На дне ямы ничком распластался рядовой Михаил Улитин.
Попов, подобрав под себя ноги, с шумом выдохнул воздух задрожавшими губами, потом встал – автомат скользнул из рук.
К нему, опустив голову, через поле пошагал Журба, волоча за собой его шинель и держа неловко в руке, как горячий, автомат, солнце бросило скупой луч сквозь редкую промоину, и вслед за Журбой пробрела понурая тень – прямо по его следам.
Попов глянул на свои мокрые штаны:
– Вот дела-а…
Вся рота теперь оборжется… Старшина не забудет до дембеля. На всю оставшуюся жизнь.
Ему стало холодно так, что застучали зубы.
Он ждал хохла, по-детски веря, что придет он, и все, может быть, изменится, хотя ничего уже не изменишь.

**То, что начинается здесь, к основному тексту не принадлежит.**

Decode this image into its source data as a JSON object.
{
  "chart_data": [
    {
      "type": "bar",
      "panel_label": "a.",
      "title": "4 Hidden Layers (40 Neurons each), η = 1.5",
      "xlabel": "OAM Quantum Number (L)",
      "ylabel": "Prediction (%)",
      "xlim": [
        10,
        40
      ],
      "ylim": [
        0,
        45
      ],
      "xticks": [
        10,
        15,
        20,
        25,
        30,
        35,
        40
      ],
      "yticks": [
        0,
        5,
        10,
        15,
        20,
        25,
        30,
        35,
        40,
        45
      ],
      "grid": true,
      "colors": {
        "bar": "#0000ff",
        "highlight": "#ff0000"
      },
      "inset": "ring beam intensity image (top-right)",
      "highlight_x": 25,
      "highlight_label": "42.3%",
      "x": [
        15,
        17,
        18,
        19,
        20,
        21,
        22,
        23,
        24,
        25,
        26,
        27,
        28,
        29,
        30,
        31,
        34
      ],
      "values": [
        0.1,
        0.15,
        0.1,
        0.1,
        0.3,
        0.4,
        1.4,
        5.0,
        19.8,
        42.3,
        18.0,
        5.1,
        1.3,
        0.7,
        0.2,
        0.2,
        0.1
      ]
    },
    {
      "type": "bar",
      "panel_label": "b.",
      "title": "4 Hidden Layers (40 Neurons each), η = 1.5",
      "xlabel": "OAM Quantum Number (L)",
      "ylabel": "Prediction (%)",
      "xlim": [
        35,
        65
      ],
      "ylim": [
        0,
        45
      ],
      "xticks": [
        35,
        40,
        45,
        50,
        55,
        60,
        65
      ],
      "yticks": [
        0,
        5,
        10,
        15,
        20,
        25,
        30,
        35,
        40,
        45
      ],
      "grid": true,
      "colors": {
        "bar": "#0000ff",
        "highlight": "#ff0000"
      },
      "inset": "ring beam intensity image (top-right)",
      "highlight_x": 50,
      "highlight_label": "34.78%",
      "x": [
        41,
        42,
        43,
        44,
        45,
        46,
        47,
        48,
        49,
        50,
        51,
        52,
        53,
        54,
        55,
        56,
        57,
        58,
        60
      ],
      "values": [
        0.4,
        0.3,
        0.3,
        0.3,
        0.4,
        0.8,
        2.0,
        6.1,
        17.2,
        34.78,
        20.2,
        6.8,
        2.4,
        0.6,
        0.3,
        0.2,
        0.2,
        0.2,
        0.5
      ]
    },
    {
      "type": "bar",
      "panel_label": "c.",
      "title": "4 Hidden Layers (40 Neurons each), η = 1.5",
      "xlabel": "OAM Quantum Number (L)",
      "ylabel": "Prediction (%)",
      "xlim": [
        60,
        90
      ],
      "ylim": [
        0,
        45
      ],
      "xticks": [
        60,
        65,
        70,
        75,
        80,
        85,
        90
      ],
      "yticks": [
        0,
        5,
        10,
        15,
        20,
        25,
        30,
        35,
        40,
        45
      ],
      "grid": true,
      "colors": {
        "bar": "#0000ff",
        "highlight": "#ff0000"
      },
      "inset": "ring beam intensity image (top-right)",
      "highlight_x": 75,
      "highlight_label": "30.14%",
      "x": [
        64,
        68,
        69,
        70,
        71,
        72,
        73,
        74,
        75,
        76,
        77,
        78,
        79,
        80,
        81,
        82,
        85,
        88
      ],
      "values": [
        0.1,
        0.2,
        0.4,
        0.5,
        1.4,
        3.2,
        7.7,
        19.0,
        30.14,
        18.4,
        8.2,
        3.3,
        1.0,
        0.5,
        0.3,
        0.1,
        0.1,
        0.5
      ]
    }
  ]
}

И скучно теперь думать о том, что не может быть, а будет уже точно.
И тут он заметил, что Улитин шевелится.
Попов тупо смотрел, как дрогнули его локти и рука, красная, застуженная, стала шарить слева от тела – искать рукавицу, как обернулось меловое, искривленное мукой лицо и глаза начали видеть, узнавать, понимать…
– Ага, – сказал Попов. – А я думал… Ну, вот и хорошо.
Недвижный, как снежная баба, он видел, как медленно привстает Улитин, пятится назад, осторожно, украдкой, как ищут костлявые пальцы приклад автомата в снегу и находят, как улыбаются при этом побелевшие губы, как коротко блестит автоматный ствол перебрасываемого с руки на руку автомата и беспощадный зрачок ствола манит вселенским, готовым ко взрыву мраком.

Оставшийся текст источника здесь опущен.